Reality check for South Africa

 ·26 Jun 2026

While oil prices are crashing, fuel prices are receding, and market sentiment is turning positive once more, South Africans should not be lulled into a false sense of security.

According to investment management firm Efficient Wealth, the sudden turn should be seen as small relief, not rescue, with inflation pain baked in, and markets not fully buying into the recovery.

The group noted that the worst-case crisis scenarios many investors had pencilled in as a possibility following the United States’ war in Iran have subsided.

“$180 oil, food inflation, collapsing currencies, and central banks being forced to choose between growth and credibility…the worst case seems to have faded,” the group said.

“A ceasefire has been signed, the Strait of Hormuz is reopening, and oil prices have fallen sharply from their peak.”

Despite this, the reality of the matter is in what has not happened, it said.

“Bond yields have not collapsed. The dollar has not surrendered its gains. Central banks have not declared victory.”

The investment group said that markets have received good news, “but the problem has not gone away”, adding that this is the lesson that South Africans should take seriously.

“The world did not escape an inflation shock. It merely escaped the most dramatic version of one,” it said.

The threat remains the second-round effects of the massive fuel price hikes that occurred in April, May and even June.

Efficient Wealth noted that energy inflation “travels” and does not stay contained in fuel prices alone—it moves to transport, fertiliser, food, manufactured goods, and wage demands.

“Once those second-round effects begin, cheaper oil helps, but it does not rewind the clock. A family may see relief at the pump, while still paying more for groceries,” it said.

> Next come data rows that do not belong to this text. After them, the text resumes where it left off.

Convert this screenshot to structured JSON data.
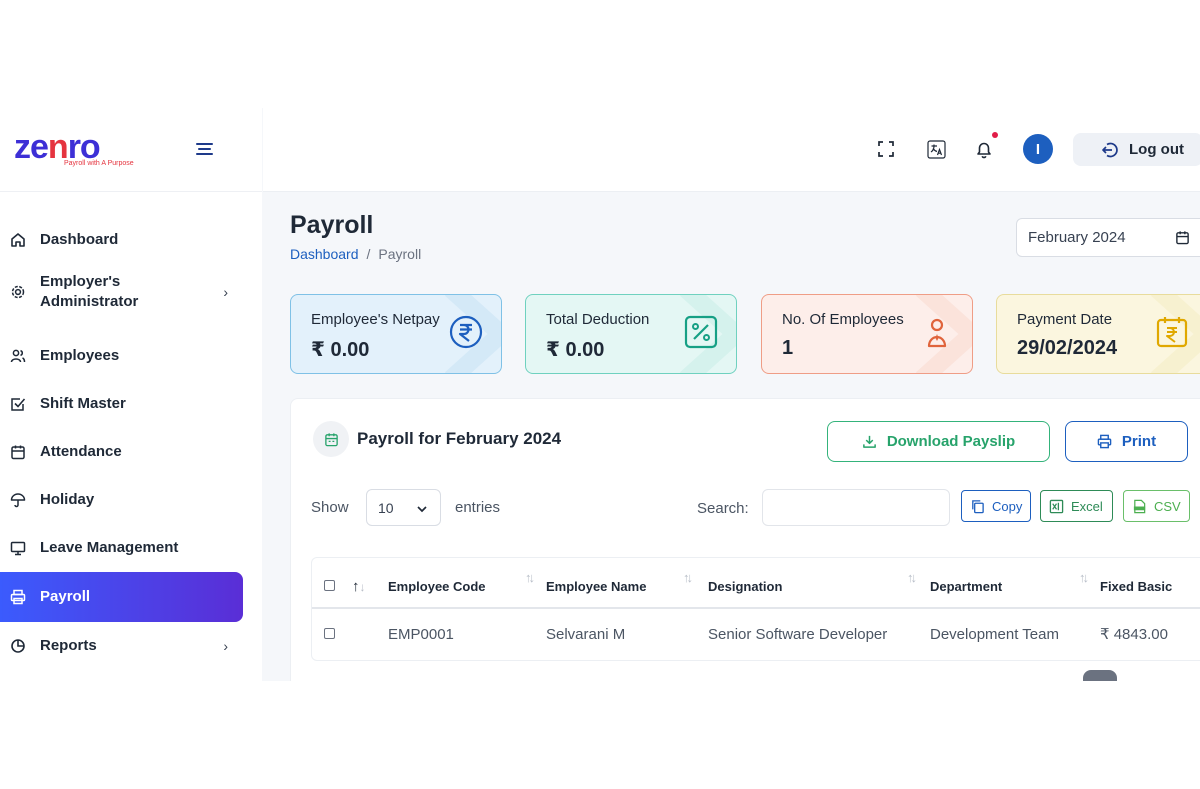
{
  "brand": {
    "name_part1": "ze",
    "name_part2": "n",
    "name_part3": "ro",
    "tagline": "Payroll with A Purpose"
  },
  "sidebar": {
    "items": [
      {
        "label": "Dashboard",
        "icon": "home-icon"
      },
      {
        "label": "Employer's Administrator",
        "icon": "gear-icon",
        "has_submenu": true
      },
      {
        "label": "Employees",
        "icon": "users-icon"
      },
      {
        "label": "Shift Master",
        "icon": "checkbox-icon"
      },
      {
        "label": "Attendance",
        "icon": "calendar-icon"
      },
      {
        "label": "Holiday",
        "icon": "umbrella-icon"
      },
      {
        "label": "Leave Management",
        "icon": "monitor-icon"
      },
      {
        "label": "Payroll",
        "icon": "printer-icon",
        "active": true
      },
      {
        "label": "Reports",
        "icon": "pie-chart-icon",
        "has_submenu": true
      }
    ]
  },
  "header": {
    "avatar_initial": "I",
    "logout_label": "Log out"
  },
  "page": {
    "title": "Payroll",
    "breadcrumb": {
      "root": "Dashboard",
      "current": "Payroll",
      "separator": "/"
    },
    "month": "February 2024"
  },
  "cards": [
    {
      "title": "Employee's Netpay",
      "value": "₹ 0.00",
      "icon": "rupee-icon"
    },
    {
      "title": "Total Deduction",
      "value": "₹ 0.00",
      "icon": "percent-icon"
    },
    {
      "title": "No. Of Employees",
      "value": "1",
      "icon": "person-icon"
    },
    {
      "title": "Payment Date",
      "value": "29/02/2024",
      "icon": "calendar-rupee-icon"
    }
  ],
  "panel": {
    "title": "Payroll for February 2024",
    "download_label": "Download Payslip",
    "print_label": "Print",
    "show_label": "Show",
    "entries_value": "10",
    "entries_label": "entries",
    "search_label": "Search:",
    "search_value": "",
    "tools": {
      "copy": "Copy",
      "excel": "Excel",
      "csv": "CSV"
    }
  },
  "table": {
    "columns": [
      "Employee Code",
      "Employee Name",
      "Designation",
      "Department",
      "Fixed Basic"
    ],
    "rows": [
      [
        "EMP0001",
        "Selvarani M",
        "Senior Software Developer",
        "Development Team",
        "₹ 4843.00"
      ]
    ]
  },
  "colors": {
    "accent_blue": "#1d5fbf",
    "active_gradient_start": "#3b5bfd",
    "active_gradient_end": "#5a2ed6",
    "card_netpay": "#e3f1fb",
    "card_deduction": "#e4f7f4",
    "card_employees": "#fdeeea",
    "card_payment": "#fbf6df"
  }
}
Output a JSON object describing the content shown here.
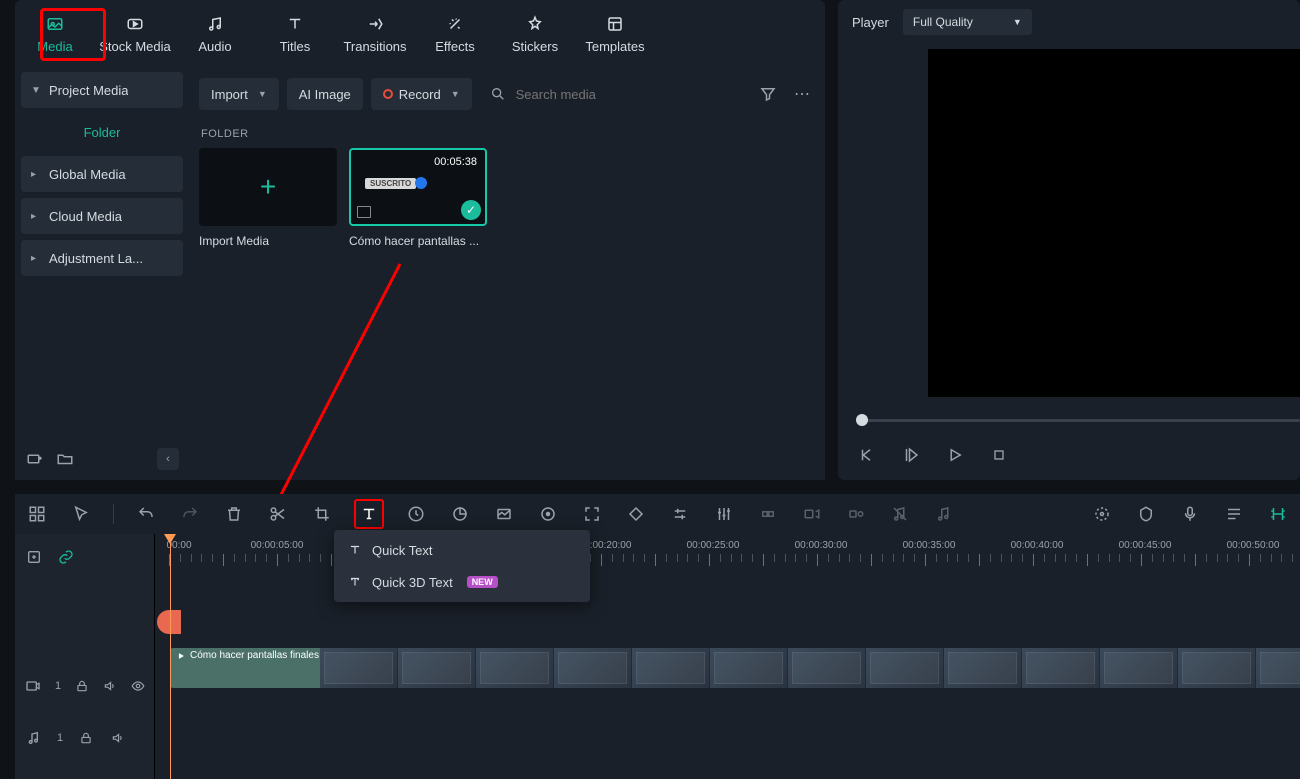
{
  "top_tabs": {
    "media": "Media",
    "stock_media": "Stock Media",
    "audio": "Audio",
    "titles": "Titles",
    "transitions": "Transitions",
    "effects": "Effects",
    "stickers": "Stickers",
    "templates": "Templates"
  },
  "sidebar": {
    "project_media": "Project Media",
    "folder": "Folder",
    "global_media": "Global Media",
    "cloud_media": "Cloud Media",
    "adjustment": "Adjustment La..."
  },
  "media_toolbar": {
    "import": "Import",
    "ai_image": "AI Image",
    "record": "Record",
    "search_placeholder": "Search media"
  },
  "media_section": {
    "folder_label": "FOLDER",
    "import_media": "Import Media",
    "clip1": {
      "name": "Cómo hacer pantallas ...",
      "duration": "00:05:38",
      "tag": "SUSCRITO"
    }
  },
  "player": {
    "label": "Player",
    "quality": "Full Quality"
  },
  "text_menu": {
    "quick_text": "Quick Text",
    "quick_3d": "Quick 3D Text",
    "new_badge": "NEW"
  },
  "ruler": {
    "marks": [
      "00:00",
      "00:00:05:00",
      "00:00:20:00",
      "00:00:25:00",
      "00:00:30:00",
      "00:00:35:00",
      "00:00:40:00",
      "00:00:45:00",
      "00:00:50:00"
    ]
  },
  "timeline": {
    "clip_label": "Cómo hacer pantallas finales",
    "video_track_index": "1",
    "audio_track_index": "1"
  }
}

“A business may have lower fuel costs, but still face higher input prices. Inflation is not a light switch. It is more like dye in water.”

Expect pressure to linger

It’s these second-round effects which have kept central banks, including the South African Reserve Bank, on edge.

The bank’s Monetary Policy Committee (MPC) voted to hike rates by 25 basis points in May, anticipating higher inflation and pressure from second-round effects emanating from the war.

At that meeting, expectations were looking ahead to at least one or possibly two more interest rate hikes this year as global energy flows remained blocked.

As the US and Iran moved closer to a ceasefire and following the reopening of the Strait of Hormuz, talk of rate hikes eased to only one hike, later in the year.

Some economists now see interest rates on hold for an extended period, moving to cuts again in 2027—skipping more hikes altogether.

However, this will all hinge on where inflation goes.

Critically, the global fuel crisis is only part of the picture, with a confirmed El Niño weather phenomenon also threatening to impact crops and, subsequently, food prices.

One key metric will be revealed next week, when the Bureau for Economic Research publishes its latest inflation expectations survey.

According to economists at Nedbank, the trend will be closely scrutinised to assess the extent to which the sharp fuel price increases in April and May affected expectations.

“A significant increase above 3% would raise the chances of another hike when the Monetary Policy Committee announces its decision on 23 July,” the bank said.

The bottom line, and reality for South Africans, is that things are still in flux, and no one should be fooled into thinking the bad times are over.

“Oil prices can fall, and interest rates can remain high. The rand can weaken even after good local news. Food inflation can persist after the geopolitical headline improves,” Efficient Wealth said.

“The great mistake now would be to confuse the end of the emergency with the return of normality. The crisis may be less frightening than it was a month ago, but the bill is still moving through the system.”